Salomon a  11  ans et vit dans un petit village en Ethiopie. Il présente sa maison, car c’est lui qui s’exprime:

 » Mais que je vous explique d’abord à  quoi notre maison ressemblait, pour le cas où vous ne seriez jamais venus  en Ethiopie. Elle était ronde, comme la plupart des habitations dans nos fraîches contrées de hauts plateaux, et son toit de chaume formait un cône.
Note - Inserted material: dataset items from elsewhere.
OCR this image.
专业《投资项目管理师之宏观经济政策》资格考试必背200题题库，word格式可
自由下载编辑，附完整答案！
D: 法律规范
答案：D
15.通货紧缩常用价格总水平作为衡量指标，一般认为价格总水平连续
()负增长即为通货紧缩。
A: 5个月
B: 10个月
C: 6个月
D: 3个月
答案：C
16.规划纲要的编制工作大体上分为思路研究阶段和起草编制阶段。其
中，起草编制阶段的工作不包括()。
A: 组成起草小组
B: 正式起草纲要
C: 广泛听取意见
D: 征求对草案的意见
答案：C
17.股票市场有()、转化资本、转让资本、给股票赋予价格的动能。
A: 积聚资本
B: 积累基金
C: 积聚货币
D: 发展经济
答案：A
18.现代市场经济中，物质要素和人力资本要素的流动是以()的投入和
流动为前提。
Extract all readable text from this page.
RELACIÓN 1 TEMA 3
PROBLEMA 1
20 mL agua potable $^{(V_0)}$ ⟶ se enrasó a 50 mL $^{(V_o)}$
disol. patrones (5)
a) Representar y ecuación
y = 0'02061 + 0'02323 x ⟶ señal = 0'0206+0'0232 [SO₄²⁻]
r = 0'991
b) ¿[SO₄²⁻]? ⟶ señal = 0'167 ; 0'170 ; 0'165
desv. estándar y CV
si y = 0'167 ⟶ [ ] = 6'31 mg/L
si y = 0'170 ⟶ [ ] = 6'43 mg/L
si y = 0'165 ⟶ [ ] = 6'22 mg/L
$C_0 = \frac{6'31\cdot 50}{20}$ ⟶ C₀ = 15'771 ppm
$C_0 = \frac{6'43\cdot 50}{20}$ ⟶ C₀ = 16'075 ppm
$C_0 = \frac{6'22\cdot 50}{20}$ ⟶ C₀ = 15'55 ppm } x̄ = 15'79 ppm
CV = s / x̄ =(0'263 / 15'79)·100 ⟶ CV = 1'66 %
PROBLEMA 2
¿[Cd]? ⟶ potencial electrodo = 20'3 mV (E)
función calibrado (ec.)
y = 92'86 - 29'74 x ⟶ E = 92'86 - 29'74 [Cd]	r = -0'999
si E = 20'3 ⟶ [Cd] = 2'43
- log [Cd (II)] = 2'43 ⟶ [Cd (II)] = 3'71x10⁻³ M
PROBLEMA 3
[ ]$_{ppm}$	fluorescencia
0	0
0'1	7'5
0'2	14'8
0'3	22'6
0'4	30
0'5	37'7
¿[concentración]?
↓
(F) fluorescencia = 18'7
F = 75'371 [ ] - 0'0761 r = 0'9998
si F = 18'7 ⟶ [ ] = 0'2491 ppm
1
Elle se composait d’une pièce unique, au centre de laquelle un feu brûlait à toute heure.  Ce dernier nous enfumait un peu, mais il nous gardait au chaud et nous éclairait de sa lumière.  Il y avait aussi un paravent,  derrière lequel nous placions nos bêtes, la nuit seulement. Car, bien sûr, pendant la journée, elles étaient dehors, à pâturer. »

La famille vit paisiblement. Elle est composée de ses parents, son grand-père, et sa petite soeur. Il a un ami, Marcos, dont la maison est éclairée à l’électricité. Salomon et Marcos vont ensemble à l’école, mais pour Salomon, qui a toujours aimé courir, en toutes occasions, le trajet lui permet de s’exercer, deux fois par jour :

 » Mon école se situait à une huitaine de kilomètres de  chez nous. Je m’y rendais  chaque matin, car notre instituteur  enrageait quand nous arrivions en retard.  Et l’après-midi, je faisais le chemin en sens inverse,  toujours au pas de course bien entendu.  Il ne m’arrivait que rarement de finir en marchant « .

Ses parents vivent très modestement, préférant  que  leur fils reçoive une bonne instruction. Et il veut en être digne.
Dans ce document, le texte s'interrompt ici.